Inventor de la turbococina pierde juicio por no registrarla

Juez dijo que no hay delito contra el inventor de la Turbocina porque el invento no tenía titularidad registrada en el CNR. Ingeniero dijo que el exfiscal Luis Martínez lo bloqueó.

René Núñez, inventor de la Turbococina con la que ganó reconocimientos internacionales entre ellos de la ONU, no logró que sus financistas lo indemnizaran con $20 millones por limitarle privilegios en su invento. Foto EDH/ Menly Cortez

Por Jaime López

Dic 16, 2019- 22:12

Indignación e impotencia contra la justicia salvadoreña fue la reacción del ingeniero René Núñez, inventor de la Turbococina, este lunes al salir del juicio, en el que el Tribunal Segundo de Sentencia absolvió al español Juan Alfonso Cardenal Gistau, de 43 años, y al salvadoreño Diego Salcedo Moore, de 45, a quienes la Fiscalía acusó del delito de violación de privilegios de invención.

El enojo del ingeniero salvadoreño fue tanto que al ser abordado por los periodistas, dijo sentir “vergüenza de ser salvadoreño”, tras manifestar que invirtió más de $4 millones y 25 años de su vida al proyecto.

“No puedo creer que la injusticia en El Salvador prevalece y que sus derechos no valen nada. Es una vergüenza que hayan absuelto a estos señores y que yo quede completamente sin nada pero vamos apelar esa resolución”, advirtió.

Justicia salvadoreña no funciona

“Es una vergüenza que el sistema de justicia no funciona, que en el CNR me han detenido el otorgamiento de mis derechos 6 años, donde ha habido corrupción”

René Núñez, inventor


Núñez denunció que ha pasado seis años gestionando la inscripción de su invento en el CNR, y sin dar mayores detalles, dijo que en esa institución le impidieron registrar el invento por orden del exfiscal Luis Martínez (preso en Metapán).

El fiscal asignado al caso, salió corriendo cuando los periodistas le preguntaron ¿qué había pasado para que el juez no le diera la razón?

El juez del Tribunal Segundo de Sentencia falló a favor de los imputados tras aducir que no encontró pruebas que incriminen a los financistas de la investigación de la Turbococina (de 2009 a 2012) como la certificación del registro del bien ante el Registro de Comercio del Centro Nacional de Registros.

“El pudo ser el inventor pero sino patentizó su creación, él no es dueño”, manifestó el abogado Dimas Romano hijo.
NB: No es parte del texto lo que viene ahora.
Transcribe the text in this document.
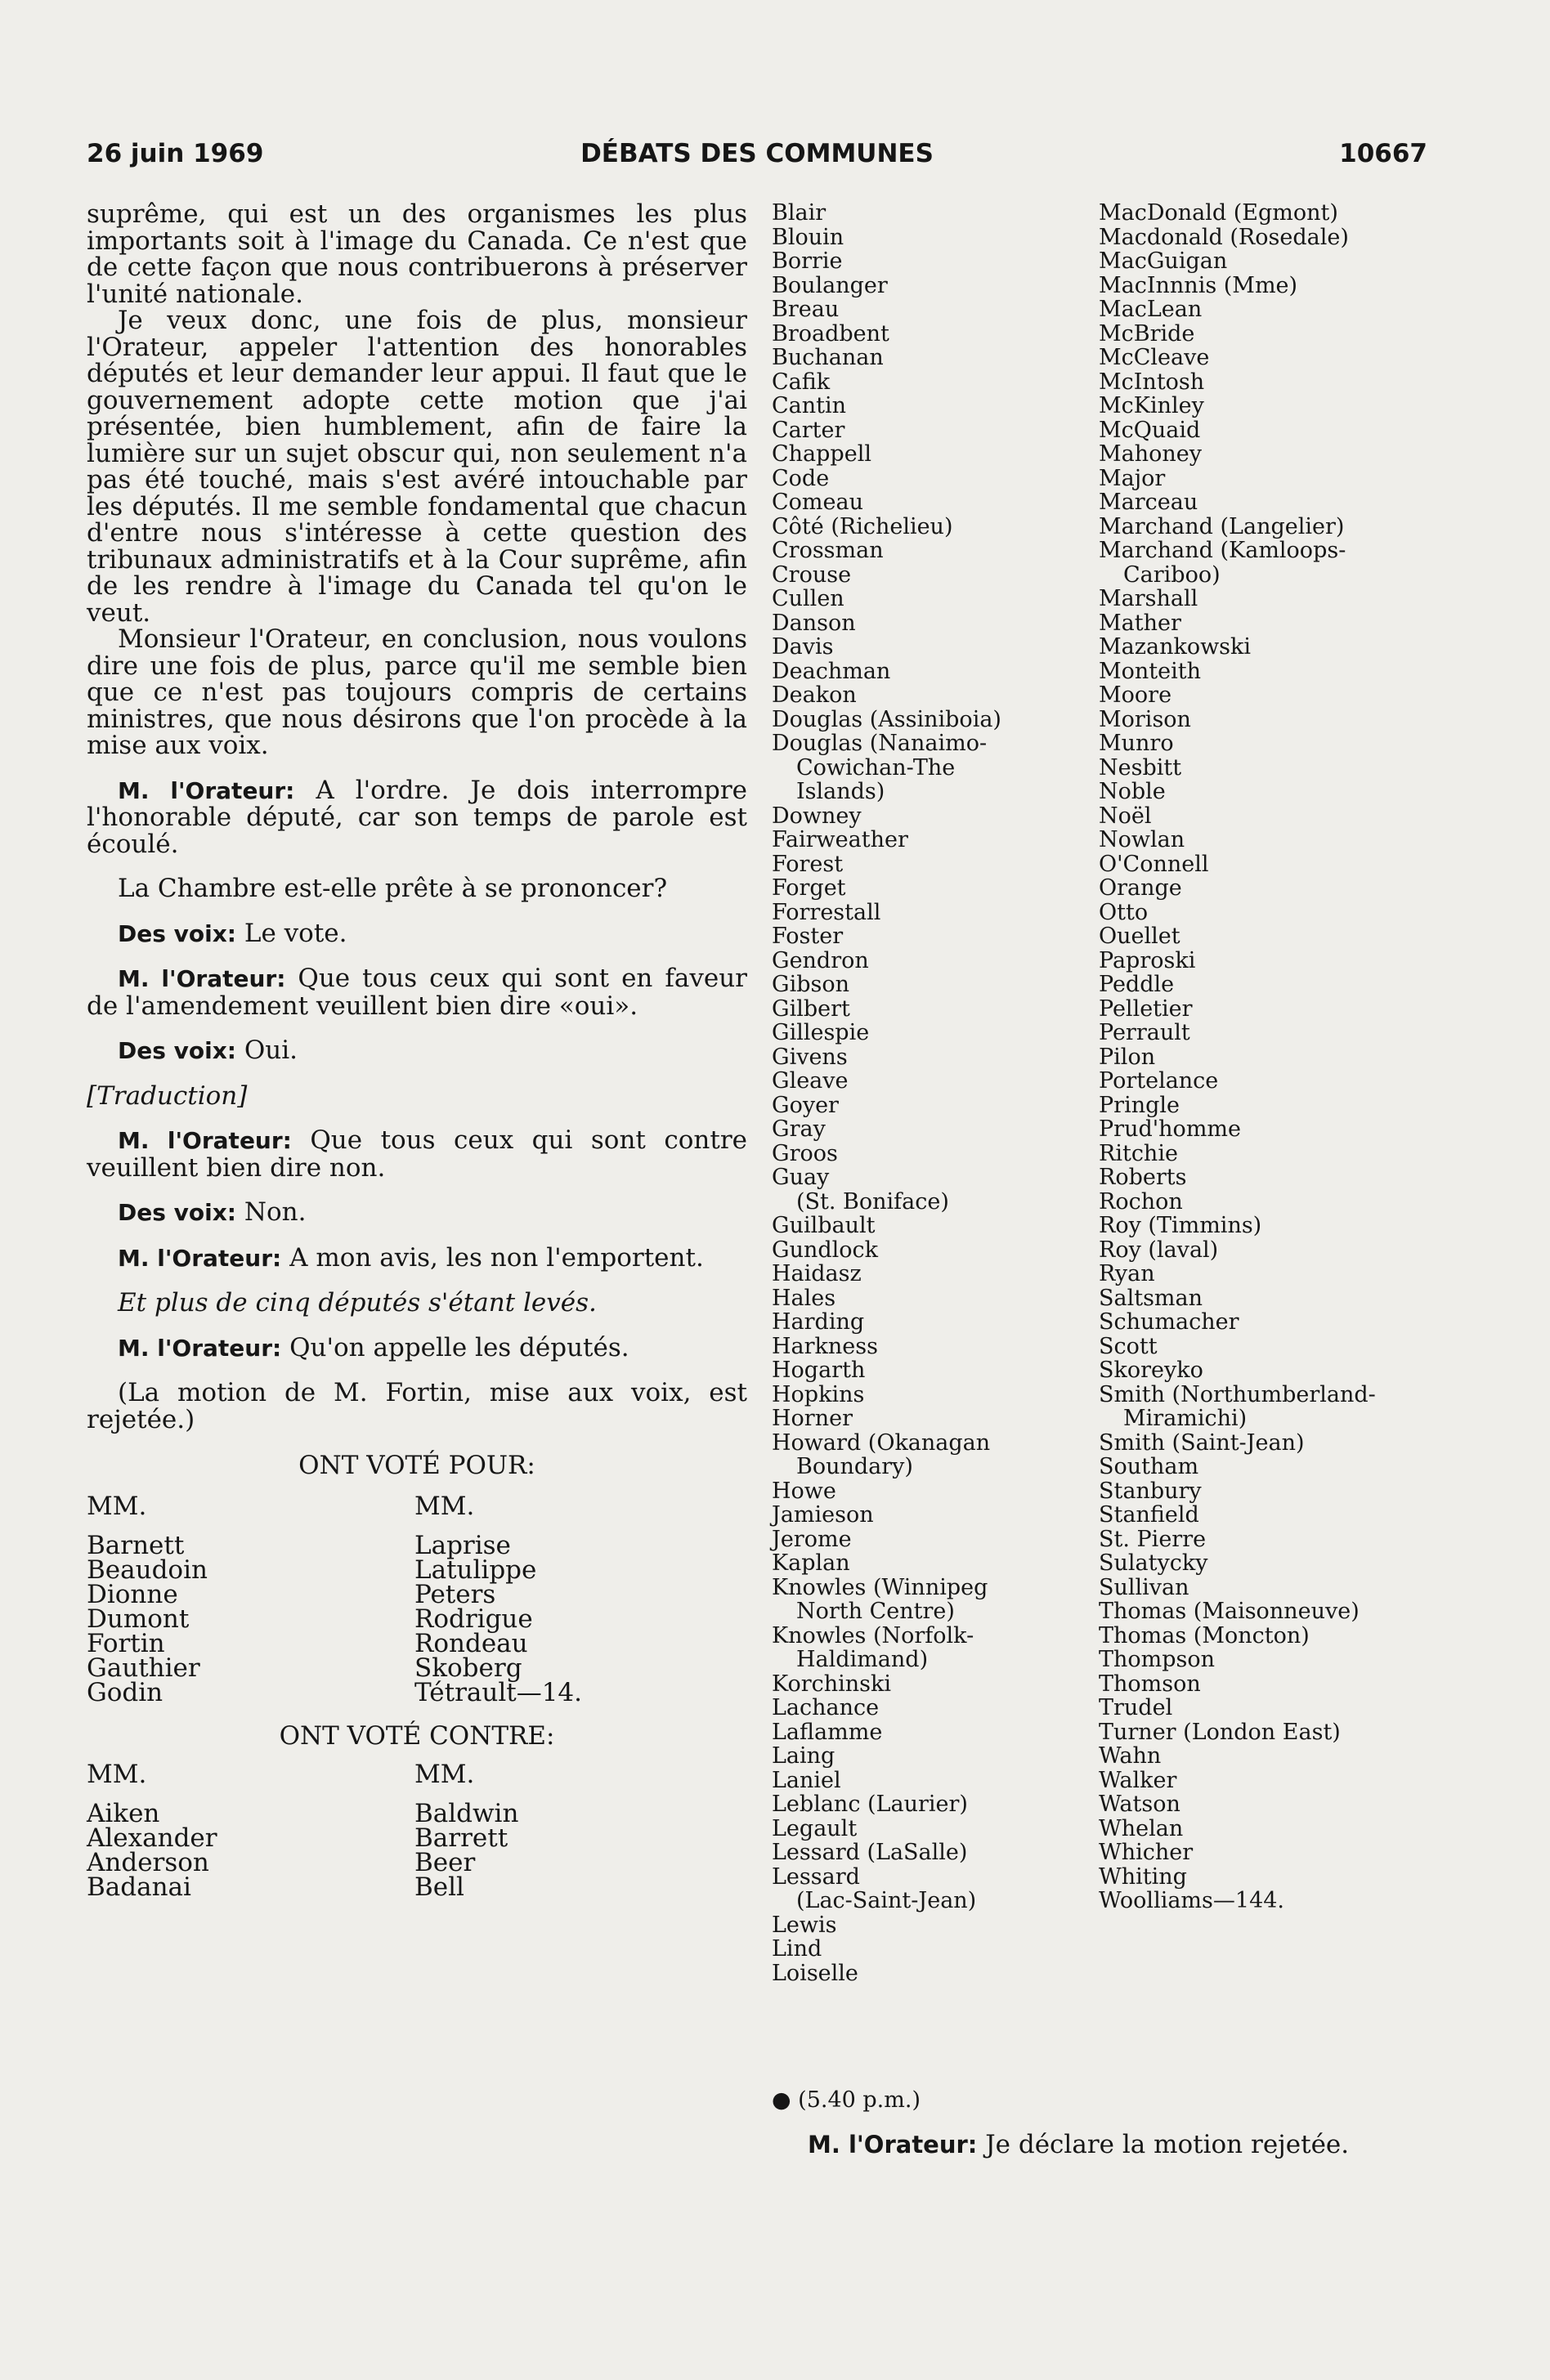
26 juin 1969	DÉBATS DES COMMUNES	10667

suprême, qui est un des organismes les plus importants soit à l'image du Canada. Ce n'est que de cette façon que nous contribuerons à préserver l'unité nationale.

Je veux donc, une fois de plus, monsieur l'Orateur, appeler l'attention des honorables députés et leur demander leur appui. Il faut que le gouvernement adopte cette motion que j'ai présentée, bien humblement, afin de faire la lumière sur un sujet obscur qui, non seulement n'a pas été touché, mais s'est avéré intouchable par les députés. Il me semble fondamental que chacun d'entre nous s'intéresse à cette question des tribunaux administratifs et à la Cour suprême, afin de les rendre à l'image du Canada tel qu'on le veut.

Monsieur l'Orateur, en conclusion, nous voulons dire une fois de plus, parce qu'il me semble bien que ce n'est pas toujours compris de certains ministres, que nous désirons que l'on procède à la mise aux voix.

M. l'Orateur: A l'ordre. Je dois interrompre l'honorable député, car son temps de parole est écoulé.

La Chambre est-elle prête à se prononcer?

Des voix: Le vote.

M. l'Orateur: Que tous ceux qui sont en faveur de l'amendement veuillent bien dire «oui».

Des voix: Oui.

[Traduction]

M. l'Orateur: Que tous ceux qui sont contre veuillent bien dire non.

Des voix: Non.

M. l'Orateur: A mon avis, les non l'emportent.

Et plus de cinq députés s'étant levés.

M. l'Orateur: Qu'on appelle les députés.

(La motion de M. Fortin, mise aux voix, est rejetée.)

ONT VOTÉ POUR:
MM.
Barnett
Beaudoin
Dionne
Dumont
Fortin
Gauthier
Godin
MM.
Laprise
Latulippe
Peters
Rodrigue
Rondeau
Skoberg
Tétrault—14.
ONT VOTÉ CONTRE:
MM.
Aiken
Alexander
Anderson
Badanai
MM.
Baldwin
Barrett
Beer
Bell
Blair
Blouin
Borrie
Boulanger
Breau
Broadbent
Buchanan
Cafik
Cantin
Carter
Chappell
Code
Comeau
Côté (Richelieu)
Crossman
Crouse
Cullen
Danson
Davis
Deachman
Deakon
Douglas (Assiniboia)
Douglas (Nanaimo-
Cowichan-The
Islands)
Downey
Fairweather
Forest
Forget
Forrestall
Foster
Gendron
Gibson
Gilbert
Gillespie
Givens
Gleave
Goyer
Gray
Groos
Guay
(St. Boniface)
Guilbault
Gundlock
Haidasz
Hales
Harding
Harkness
Hogarth
Hopkins
Horner
Howard (Okanagan
Boundary)
Howe
Jamieson
Jerome
Kaplan
Knowles (Winnipeg
North Centre)
Knowles (Norfolk-
Haldimand)
Korchinski
Lachance
Laflamme
Laing
Laniel
Leblanc (Laurier)
Legault
Lessard (LaSalle)
Lessard
(Lac-Saint-Jean)
Lewis
Lind
Loiselle
MacDonald (Egmont)
Macdonald (Rosedale)
MacGuigan
MacInnnis (Mme)
MacLean
McBride
McCleave
McIntosh
McKinley
McQuaid
Mahoney
Major
Marceau
Marchand (Langelier)
Marchand (Kamloops-
Cariboo)
Marshall
Mather
Mazankowski
Monteith
Moore
Morison
Munro
Nesbitt
Noble
Noël
Nowlan
O'Connell
Orange
Otto
Ouellet
Paproski
Peddle
Pelletier
Perrault
Pilon
Portelance
Pringle
Prud'homme
Ritchie
Roberts
Rochon
Roy (Timmins)
Roy (laval)
Ryan
Saltsman
Schumacher
Scott
Skoreyko
Smith (Northumberland-
Miramichi)
Smith (Saint-Jean)
Southam
Stanbury
Stanfield
St. Pierre
Sulatycky
Sullivan
Thomas (Maisonneuve)
Thomas (Moncton)
Thompson
Thomson
Trudel
Turner (London East)
Wahn
Walker
Watson
Whelan
Whicher
Whiting
Woolliams—144.
● (5.40 p.m.)
M. l'Orateur: Je déclare la motion rejetée.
Según el proceso judicial, Núñez no inscribió su invento en El Salvador hasta en 2018 cuando registró un modelo de utilidad en el CNR o un extra de la cocina, pero esta legalización no le valió en la acusación contra los dos españoles y el salvadoreños, porque éstos firmaron el 15 de julio de 2012 con el Fondo de Inversión Social para el Desarrollo Local (FISDL) para la fabricación de 100,000 cocinas para las escuelas y familias de escasos recursos del país. Fue en ese convenio que Núñez supo que no figuraba como titular en la empresa, y eso lo llevó a iniciar el proceso judicial contra ellos en un principio por estafa agravada y violación de privilegios de invención.

“Para considerar este tipo de ilícitos es de ofertar un producto sin el consentimiento del titular y que haya un titular del derecho, en el caso que nos ocupa, hubo consentimiento de él (Núñez) y él lo confirmó que tenía consentimiento pero que no fue a firmar porque tenía otras cosas más importantes que hacer”, explicó Romano.

“Además a la fecha en que supuestamente se cometieron los supuestos ilícitos, lastimosamente el señor Núñez no era titular de ningún derecho (Turbococina)”, reiteró. El abogado Romano afirmó que los españoles tenían una patente del derecho de explotación de la cocina, “en ningún momento se le ha quitado la titularidad ni ninguna relevancia de su invención, el puede en cualquier momento explotarlo en manera y forma que lo estime conveniente”, resaltó.